Röntgende flaş yok, Bay Newton.
Il n'y a pas de flash...
Şimdi, flaş ışığı üzerinde yoğunlaşmanı istiyorum.
Regan, concentrez votre attention sur la lumière.
Mağarada flaş patladığında tuhaf bir şey.
Ce que j'ai pris au flash dans la grotte est étrange.
Olasi flas için bes kagit.
Cinq billets sur le flush.
Bağlantı zayıflaşıyor.
Le contact s'éloigne.
Flaşın hazır mı?
Votre torche est prête?
Şu flaşı ver.
Passe-moi la lampe.
Galiba KABC onu vuranın yakalandığını flaş haber olarak geçti.
Je crois que KABC a eu l'exclusivité quand ils ont attrapé le meurtrier.
Bu gecenin flaş haberi, Bufallo şehir merkezinde yangın.
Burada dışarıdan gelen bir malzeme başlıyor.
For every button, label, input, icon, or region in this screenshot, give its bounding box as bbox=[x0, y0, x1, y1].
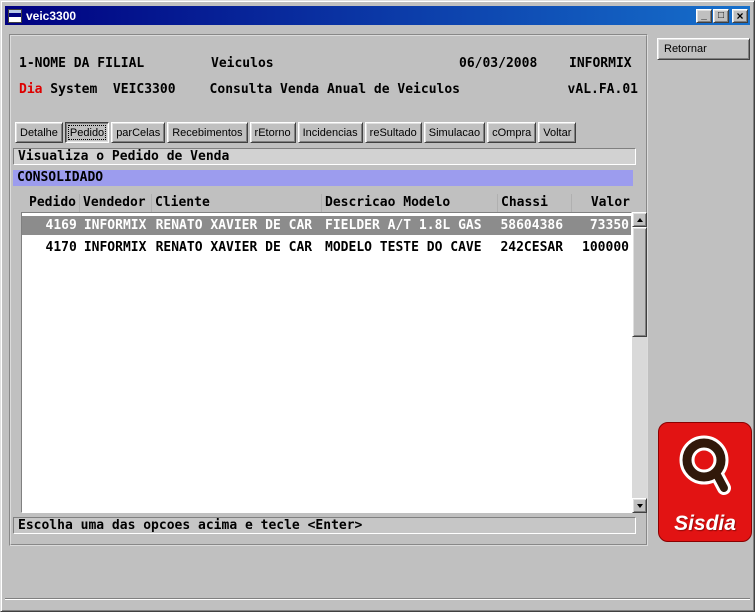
cell-pedido: 4170 bbox=[22, 238, 80, 257]
sisdia-logo-icon bbox=[674, 431, 736, 497]
titlebar[interactable]: veic3300 _ □ × bbox=[5, 6, 750, 25]
section-consolidado: CONSOLIDADO bbox=[13, 170, 633, 186]
scroll-up-button[interactable] bbox=[632, 212, 647, 227]
dia-label: Dia bbox=[19, 82, 42, 97]
sisdia-logo-text: Sisdia bbox=[659, 512, 751, 536]
minimize-button[interactable]: _ bbox=[696, 9, 712, 23]
system-label: Dia System VEIC3300 bbox=[19, 82, 210, 97]
cell-vendedor: INFORMIX bbox=[80, 238, 152, 257]
subtitle-bar: Visualiza o Pedido de Venda bbox=[13, 148, 636, 165]
status-bar: Escolha uma das opcoes acima e tecle <En… bbox=[13, 517, 636, 534]
tab-pedido[interactable]: Pedido bbox=[65, 122, 109, 143]
col-header-descricao-modelo: Descricao Modelo bbox=[321, 194, 497, 212]
screen-title: Consulta Venda Anual de Veiculos bbox=[210, 82, 458, 97]
date-label: 06/03/2008 bbox=[459, 56, 569, 71]
bottom-divider bbox=[5, 598, 750, 600]
tab-parcelas[interactable]: parCelas bbox=[111, 122, 165, 143]
cell-chassi: 58604386 bbox=[496, 216, 570, 235]
cell-pedido: 4169 bbox=[22, 216, 80, 235]
cell-valor: 100000 bbox=[570, 238, 631, 257]
cell-cliente: RENATO XAVIER DE CAR bbox=[152, 238, 321, 257]
col-header-valor: Valor bbox=[571, 194, 632, 212]
tab-bar: Detalhe Pedido parCelas Recebimentos rEt… bbox=[15, 122, 578, 143]
maximize-icon: □ bbox=[718, 10, 724, 22]
cell-chassi: 242CESAR bbox=[496, 238, 570, 257]
tab-resultado[interactable]: reSultado bbox=[365, 122, 422, 143]
system-name-label: System VEIC3300 bbox=[42, 82, 175, 97]
header-line-2: Dia System VEIC3300 Consulta Venda Anual… bbox=[19, 82, 638, 97]
database-label: INFORMIX bbox=[569, 56, 638, 71]
scrollbar-thumb[interactable] bbox=[632, 227, 647, 337]
tab-detalhe[interactable]: Detalhe bbox=[15, 122, 63, 143]
orders-table: Pedido Vendedor Cliente Descricao Modelo… bbox=[21, 194, 647, 514]
retornar-button[interactable]: Retornar bbox=[657, 38, 750, 60]
tab-retorno[interactable]: rEtorno bbox=[250, 122, 296, 143]
app-icon bbox=[8, 9, 22, 23]
cell-descricao-modelo: MODELO TESTE DO CAVE bbox=[321, 238, 496, 257]
cell-cliente: RENATO XAVIER DE CAR bbox=[152, 216, 321, 235]
cell-descricao-modelo: FIELDER A/T 1.8L GAS bbox=[321, 216, 496, 235]
tab-recebimentos[interactable]: Recebimentos bbox=[167, 122, 247, 143]
maximize-button[interactable]: □ bbox=[713, 9, 729, 23]
header-line-1: 1-NOME DA FILIAL Veiculos 06/03/2008 INF… bbox=[19, 56, 638, 71]
header-spacer bbox=[458, 82, 568, 97]
table-body: 4169 INFORMIX RENATO XAVIER DE CAR FIELD… bbox=[21, 212, 632, 513]
col-header-cliente: Cliente bbox=[151, 194, 321, 212]
window-title: veic3300 bbox=[26, 9, 695, 23]
tab-compra[interactable]: cOmpra bbox=[487, 122, 536, 143]
sisdia-logo: Sisdia bbox=[658, 422, 752, 542]
form-panel: 1-NOME DA FILIAL Veiculos 06/03/2008 INF… bbox=[9, 34, 648, 546]
arrow-up-icon bbox=[637, 218, 643, 222]
filial-label: 1-NOME DA FILIAL bbox=[19, 56, 211, 71]
table-row[interactable]: 4169 INFORMIX RENATO XAVIER DE CAR FIELD… bbox=[22, 216, 631, 235]
cell-vendedor: INFORMIX bbox=[80, 216, 152, 235]
col-header-chassi: Chassi bbox=[497, 194, 571, 212]
table-scrollbar[interactable] bbox=[632, 212, 647, 513]
table-row[interactable]: 4170 INFORMIX RENATO XAVIER DE CAR MODEL… bbox=[22, 238, 631, 257]
module-label: Veiculos bbox=[211, 56, 459, 71]
col-header-vendedor: Vendedor bbox=[79, 194, 151, 212]
table-header: Pedido Vendedor Cliente Descricao Modelo… bbox=[21, 194, 647, 212]
tab-simulacao[interactable]: Simulacao bbox=[424, 122, 485, 143]
close-button[interactable]: × bbox=[732, 9, 748, 23]
scroll-down-button[interactable] bbox=[632, 498, 647, 513]
version-label: vAL.FA.01 bbox=[568, 82, 638, 97]
minimize-icon: _ bbox=[701, 6, 707, 26]
window: veic3300 _ □ × 1-NOME DA FILIAL Veiculos… bbox=[0, 0, 755, 612]
cell-valor: 73350 bbox=[570, 216, 631, 235]
arrow-down-icon bbox=[637, 504, 643, 508]
col-header-pedido: Pedido bbox=[21, 194, 79, 212]
tab-incidencias[interactable]: Incidencias bbox=[298, 122, 363, 143]
tab-voltar[interactable]: Voltar bbox=[538, 122, 576, 143]
close-icon: × bbox=[736, 10, 743, 22]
Les titres principaux de ce soir : Un incendie fait rage à Buffalo.
- Flaş haber!
- Nouvelles flash!
- Harv, flaş haber yok.
- Harv, pas de nouvelles flash.
Şu flaş.
Ce flash.
Sana sıcak bir flaş haber vermiyorum.
Je ne cherche pas à te donner un scoop.
Şu ayak altında dolanıp suratına flaş patlatan asalak solucanları mı diyorsun?
Cette vermine grouillante, qui vous fait péter des flashs à la gueule?
Ben, sakın flaşı unutma!
N'oublie pas le flash!
Hey, flaş nerede?
Où est le flash?
FLAŞ TOZU
Poudre
Flaş patladı mı?
Le flash a marché?
Flaşım çalışmıyor.
Mon flash ne marche jamais.
Flas haberler hepsini veriyor.
Ce flash d'information résume tout.
342 nanometrede bir flaş lambası kızılötesi lazeri.
C'est un laser à ultraviolets de 342 nanomètres, avec flash.
Flaş mı kullansaydım yani?
- Et ca a marché? - Tu m'étonnes.
Flaş yüzündendir.
C'est a cause du flash.
O evin geçmişini düşünürsen... günün flaş haberi bu.
Enfin, c'est la nouvelle du jour. Surtout vu l'histoire de l'endroit.
Yeniden flaş laya bilirmisin?
Tu peux recommencer?
Ara sıra bir flaş ışığı çalışıyordu.
De temps en temps, un voyant clignotait.